This week, verse five. Once again, text followed by literal translation and the familiar hymn version. (Text and poetic translation here.) There is a nice contrast between two related words in the second and fourth lines: reclude, referring to the opening of the heavenly kingdom, and claude, referring to the closing of the path to hell. The “key of David” is a reference to Isaiah 22:
15 Thus says the Lord God of hosts, “Come, go to this steward, to Shebna, who is over the household, and say to him: 16 What have you to do here, and whom have you here, that you have cut out here a tomb for yourself, you who cut out a tomb on the height and carve a dwelling for yourself in the rock? 17 Behold, the Lord will hurl you away violently, O you strong man. He will seize firm hold on you 18 and whirl you around and around, and throw you like a ball into a wide land. There you shall die, and there shall be your glorious chariots, you shame of your master’s house. 19 I will thrust you from your office, and you will be pulled down from your station. 20 In that day I will call my servant Eliakim the son of Hilkiah, 21 and I will clothe him with your robe, and will bind your sash on him, and will commit your authority to his hand. And he shall be a father to the inhabitants of Jerusalem and to the house of Judah. 22 And I will place on his shoulder the key of the house of David. He shall open, and none shall shut; and he shall shut, and none shall open. 23 And I will fasten him like a peg in a secure place, and he will become a throne of honor to his father’s house. 24 And they will hang on him the whole honor of his father’s house, the offspring and issue, every small vessel, from the cups to all the flagons. 25 In that day, declares the Lord of hosts, the peg that was fastened in a secure place will give way, and it will be cut down and fall, and the load that was on it will be cut off, for the Lord has spoken.”
Veni, Clavis Davidica,
regna reclude caelica,
fac iter tutum superum,
et claude vias inferum.
Gaude, gaude; Emmanuel nascetur pro te Israel.
Come, key of David,
open the heavenly realms,
make the way above safe,
and close the roads1 to hell.2
Rejoice, rejoice; Emmanuel shall be born for you, Israel.

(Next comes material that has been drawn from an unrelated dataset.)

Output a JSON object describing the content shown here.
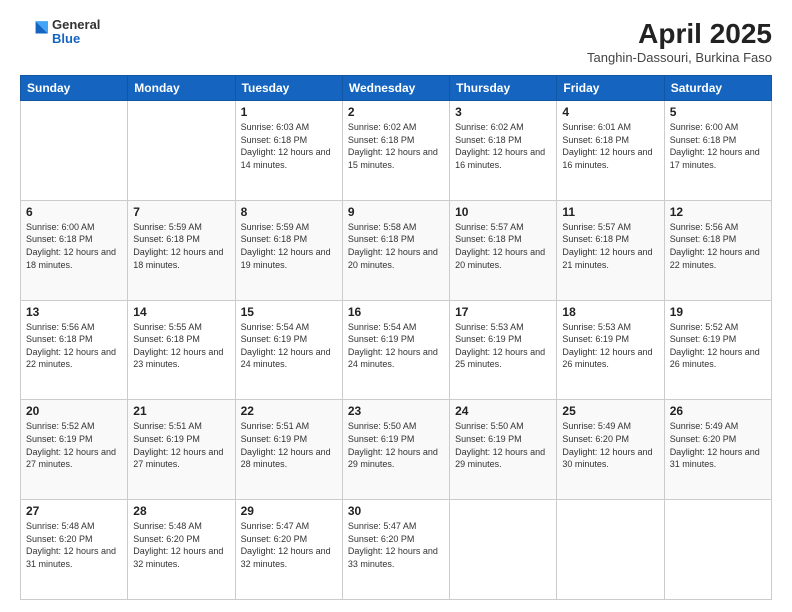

O come, Thou Key of David, come,
and open wide our heav’nly home,
make safe the way that leads on high,
that we no more have cause to sigh.
Rejoice! Rejoice! O Israel,
to thee shall come Emmanuel!
- Plural (vias) because there are many of them, in contrast to the one (iter, sg.) that leads above?
- Taking superum and inferum as adverbial–basically terminal accusatives without ad. I wonder, just, if we might take them both as poetic genitive plurals: “make the way of those above safe and close the way of those below.”